Zeng Zhiliang, Wu Mengyang, Zeng Wei, Fu Chi-Wing
IEEE Trans Image Process. 2020 Apr 15. doi: 10.1109/TIP.2020.2986894.
This paper presents a new approach to recognizing vanishing-point-constrained building planes from a single image of street view. We first design a novel convolutional neural network (CNN) architecture that generates geometric segmentation of per-pixel orientations from a single street-view image. The network combines two-stream features of general visual cues and surface normals in gated convolution layers, and employs a deeply supervised loss that encapsulates multi-scale convolutional features. Our experiments on a new benchmark with fine-grained plane segmentations of real-world street views show that our network outperforms state-of-the-arts methods of both semantic and geometric segmentation. The pixel-wise segmentation exhibits coarse boundaries and discontinuities. We then propose to rectify the pixel-wise segmentation into perspectively-projected quads based on spatial proximity between the segmentation masks and exterior line segments detected through an image processing. We demonstrate how the results can be utilized to perspectively overlay images and icons on building planes in input photos, and provide visual cues for various applications.

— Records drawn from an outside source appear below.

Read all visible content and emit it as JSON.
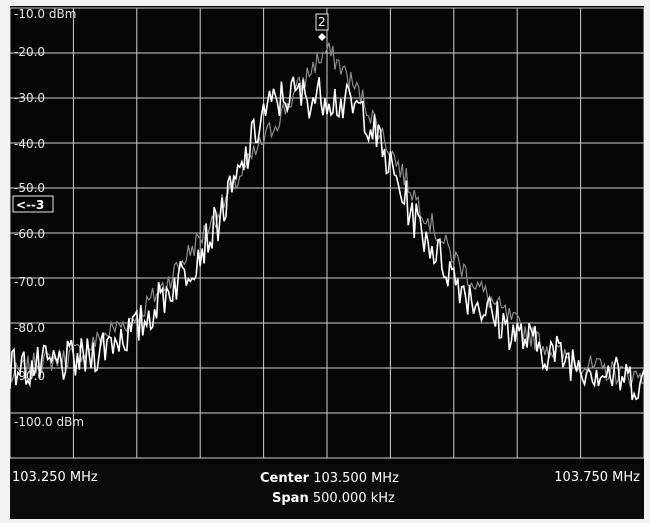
{
  "display": {
    "ref_level_label": "-10.0 dBm",
    "y_labels": [
      "-20.0",
      "-30.0",
      "-40.0",
      "-50.0",
      "-60.0",
      "-70.0",
      "-80.0",
      "-90.0",
      "-100.0 dBm"
    ],
    "trace_marker_label": "<--3",
    "marker_label": "2"
  },
  "status_bar": {
    "start_freq": "103.250 MHz",
    "center_label": "Center",
    "center_value": "103.500 MHz",
    "span_label": "Span",
    "span_value": "500.000 kHz",
    "stop_freq": "103.750 MHz"
  },
  "colors": {
    "screen_bg": "#060606",
    "grid": "#cfcfcf",
    "trace_live": "#ffffff",
    "trace_hold": "#8c8c8c"
  },
  "chart_data": {
    "type": "line",
    "title": "",
    "xlabel": "",
    "ylabel": "",
    "x_unit": "MHz",
    "y_unit": "dBm",
    "xlim": [
      103.25,
      103.75
    ],
    "ylim": [
      -105.0,
      -10.0
    ],
    "series": [
      {
        "name": "",
        "x": [
          103.25,
          103.27,
          103.29,
          103.31,
          103.33,
          103.35,
          103.37,
          103.39,
          103.41,
          103.43,
          103.45,
          103.47,
          103.49,
          103.5,
          103.51,
          103.53,
          103.55,
          103.57,
          103.59,
          103.61,
          103.63,
          103.65,
          103.67,
          103.69,
          103.71,
          103.73,
          103.75
        ],
        "y": [
          -88,
          -85,
          -84,
          -82,
          -78,
          -75,
          -69,
          -62,
          -55,
          -46,
          -38,
          -30,
          -22,
          -19,
          -22,
          -30,
          -40,
          -50,
          -59,
          -66,
          -72,
          -77,
          -81,
          -84,
          -86,
          -87,
          -88
        ]
      },
      {
        "name": "",
        "x": [
          103.25,
          103.27,
          103.29,
          103.31,
          103.33,
          103.35,
          103.37,
          103.39,
          103.41,
          103.43,
          103.45,
          103.47,
          103.49,
          103.5,
          103.51,
          103.53,
          103.55,
          103.57,
          103.59,
          103.61,
          103.63,
          103.65,
          103.67,
          103.69,
          103.71,
          103.73,
          103.75
        ],
        "y": [
          -86,
          -86,
          -85,
          -84,
          -80,
          -78,
          -71,
          -65,
          -57,
          -46,
          -32,
          -28,
          -29,
          -28,
          -30,
          -32,
          -44,
          -55,
          -63,
          -70,
          -75,
          -79,
          -82,
          -84,
          -86,
          -88,
          -89
        ]
      }
    ]
  }
}
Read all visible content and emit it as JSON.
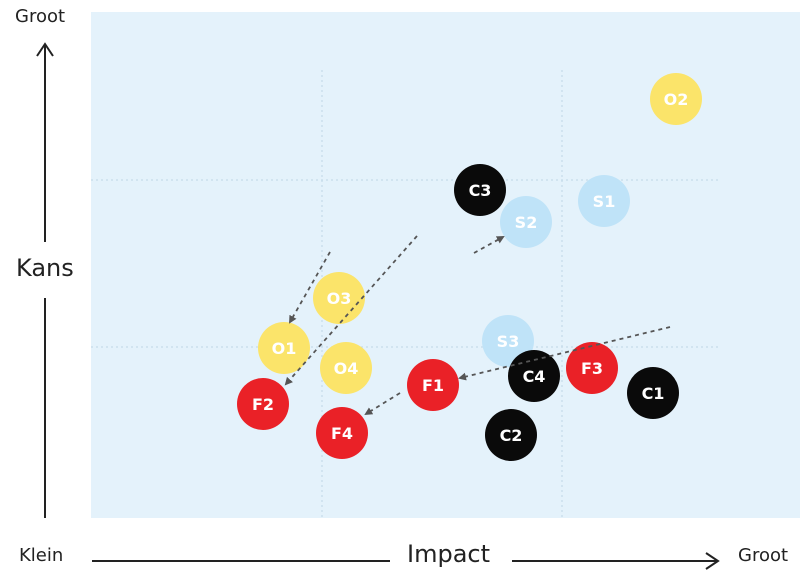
{
  "axes": {
    "y_top_label": "Groot",
    "y_title": "Kans",
    "x_left_label": "Klein",
    "x_title": "Impact",
    "x_right_label": "Groot"
  },
  "colors": {
    "background": "#e4f2fb",
    "gridline": "#c5dcea",
    "yellow": "#fbe46a",
    "red": "#ea2127",
    "black": "#0a0a0a",
    "lightblue": "#bfe3f8",
    "arrow": "#555555",
    "axis": "#222222"
  },
  "items": [
    {
      "id": "O2",
      "group": "yellow"
    },
    {
      "id": "C3",
      "group": "black"
    },
    {
      "id": "S2",
      "group": "lightblue"
    },
    {
      "id": "S1",
      "group": "lightblue"
    },
    {
      "id": "O3",
      "group": "yellow"
    },
    {
      "id": "O1",
      "group": "yellow"
    },
    {
      "id": "O4",
      "group": "yellow"
    },
    {
      "id": "S3",
      "group": "lightblue"
    },
    {
      "id": "F2",
      "group": "red"
    },
    {
      "id": "F1",
      "group": "red"
    },
    {
      "id": "C4",
      "group": "black"
    },
    {
      "id": "F3",
      "group": "red"
    },
    {
      "id": "C1",
      "group": "black"
    },
    {
      "id": "F4",
      "group": "red"
    },
    {
      "id": "C2",
      "group": "black"
    }
  ],
  "arrows": [
    {
      "from": "above-O3",
      "to": "O1"
    },
    {
      "from": "upper-center",
      "to": "F2"
    },
    {
      "from": "C3-area",
      "to": "S2"
    },
    {
      "from": "right",
      "to": "F1"
    },
    {
      "from": "F1",
      "to": "F4"
    }
  ]
}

本文提出了一种从单张街景图像中识别灭点约束建筑平面的新方法。我们首先设计了一种新颖的卷积神经网络(CNN)架构,该架构从单张街景图像生成每个像素方向的几何分割。该网络在门控卷积层中结合了一般视觉线索和表面法线的双流特征,并采用了一种深度监督损失,该损失封装了多尺度卷积特征。我们在一个具有真实世界街景细粒度平面分割的新基准上进行的实验表明,我们的网络优于语义分割和几何分割的现有方法。逐像素分割呈现出粗糙的边界和不连续性。然后,我们建议基于分割掩码与通过图像处理检测到的外部线段之间的空间接近度,将逐像素分割校正为透视投影四边形。我们展示了如何将结果用于在输入照片中的建筑平面上透视叠加图像和图标,并为各种应用提供视觉线索。